Benét had long abhorred totalitarianism, and at the outbreak of World War II he turned to writing propaganda against the Axis powers, justifying it as both an art and a necessary task. This work included Dear Adolf (1942) and radio scripts collected as We Stand United (1945). Early in 1943 he obliged the Office of War Information with America, a brief history that was published in 1945 and distributed wholesale throughout liberated Europe and Asia. Soon after writing it Benét died of a heart seizure at his home in New York City at the age of forty-four. He was buried in the Stonington (Connecticut) Cemetery near his summer home.
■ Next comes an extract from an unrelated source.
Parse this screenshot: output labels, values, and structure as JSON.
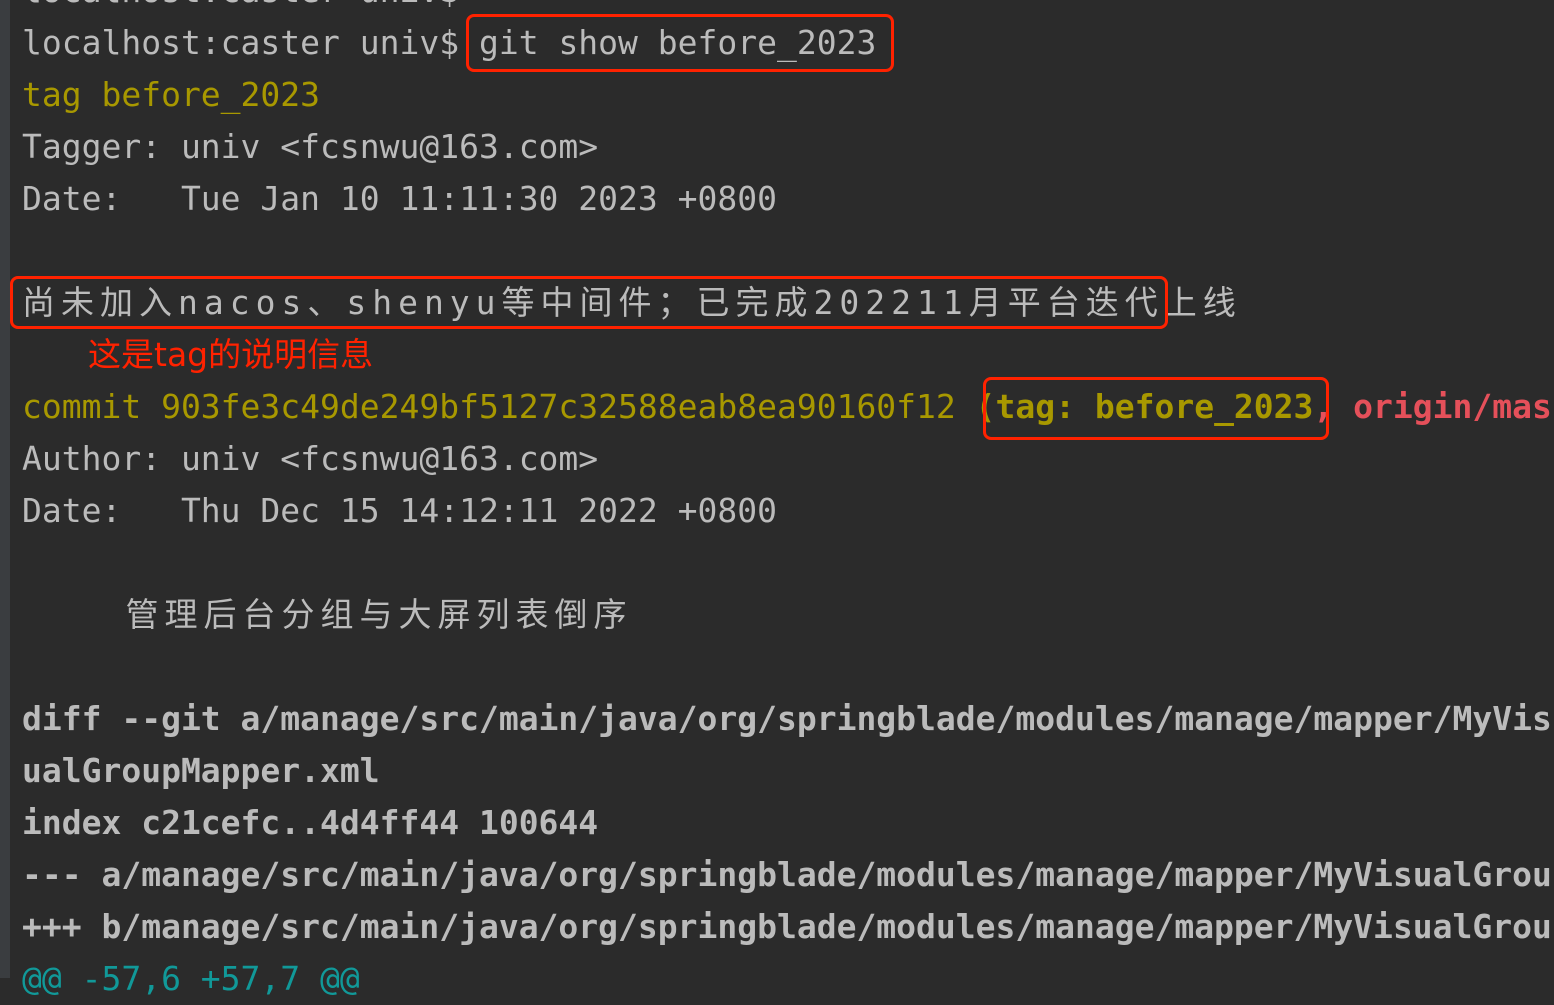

A long fragment of an epic poem about the American westward movement on which Benét had been working for fifteen years was posthumously published in 1943 as Western Star; like John Brown's Body, it was chosen by the Book-of-the-Month Club and won a Pulitzer Prize.
Achievements
Stephen Benet was an outstanding poet, novelist and screenwriter who won the Pulitzer Prize for poetry for John Brown's Body in 1929 and the second time in 1944. Benet's short story "The Devil and Daniel Webster" won an O. Henry Award in 1937. Benet also was editor of the Yale Younger Poet Series and co-editor of the Rivers of America Series for Farrar and Rinehart.
Benet's major works: Five Men and Pompey (1915); The Drug-Shop, or, Endymion in Edmonstoun (1917); Young Adventure: A book of Poems (1918); Heavens and Earth (1920); The Beginnings of Wisdom (1921); Young People's Pride (1922); Jean Huguenot (1923); The Ballad of William Sycamore (1923); King David (1923); Nerves (1924); That Awful Mrs. Eaton (1924); Tiger Joy: A Book of Poems (1925); The Mountain Whippoorwill: How Hill-Billy Jim Won the Great Fiddler's Prize: A Poem (1925); Spanish Bayonet (1926); John Brown's Body (1928); The Barefoot Saint (1929); The Litter of Rose Leaves (1930), etc.
Stephen Benet was a member of the American Academy of Arts and Sciences.
Personality
Quotes from others about the person
In a eulogy the poet Archibald MacLeish, a friend since their student days at Yale, praised Benét as a man "altogether without envy or vanity, " who never "tried to present himself as anything but what he was. "
Connections
On November 26, 1921, Stephen Benet married Rosemary Carr of Chicago. It was a happy marriage, to which were born three children: Stephanie Jane in 1924, Thomas Carr in 1926, and Rachel Carr in 1931.
Father:
James Walker Benét
Mother:
Frances Neill (Rose) Benét
Sister:
Laura Benet
Wife:
Rosemary (Carr) Benet
Grandfather:
Stephen Vincent Benét
Daughter:
Stephanie (Benet) Mahin
Daughter:
Rachel Felicity (Benet) Lewis
Son:
Thomas Carr Benet
Brother:
William Rose Benet
Uncle:
Laurence Vincent Benét
He was an official of La Société Hotchkiss et Cie.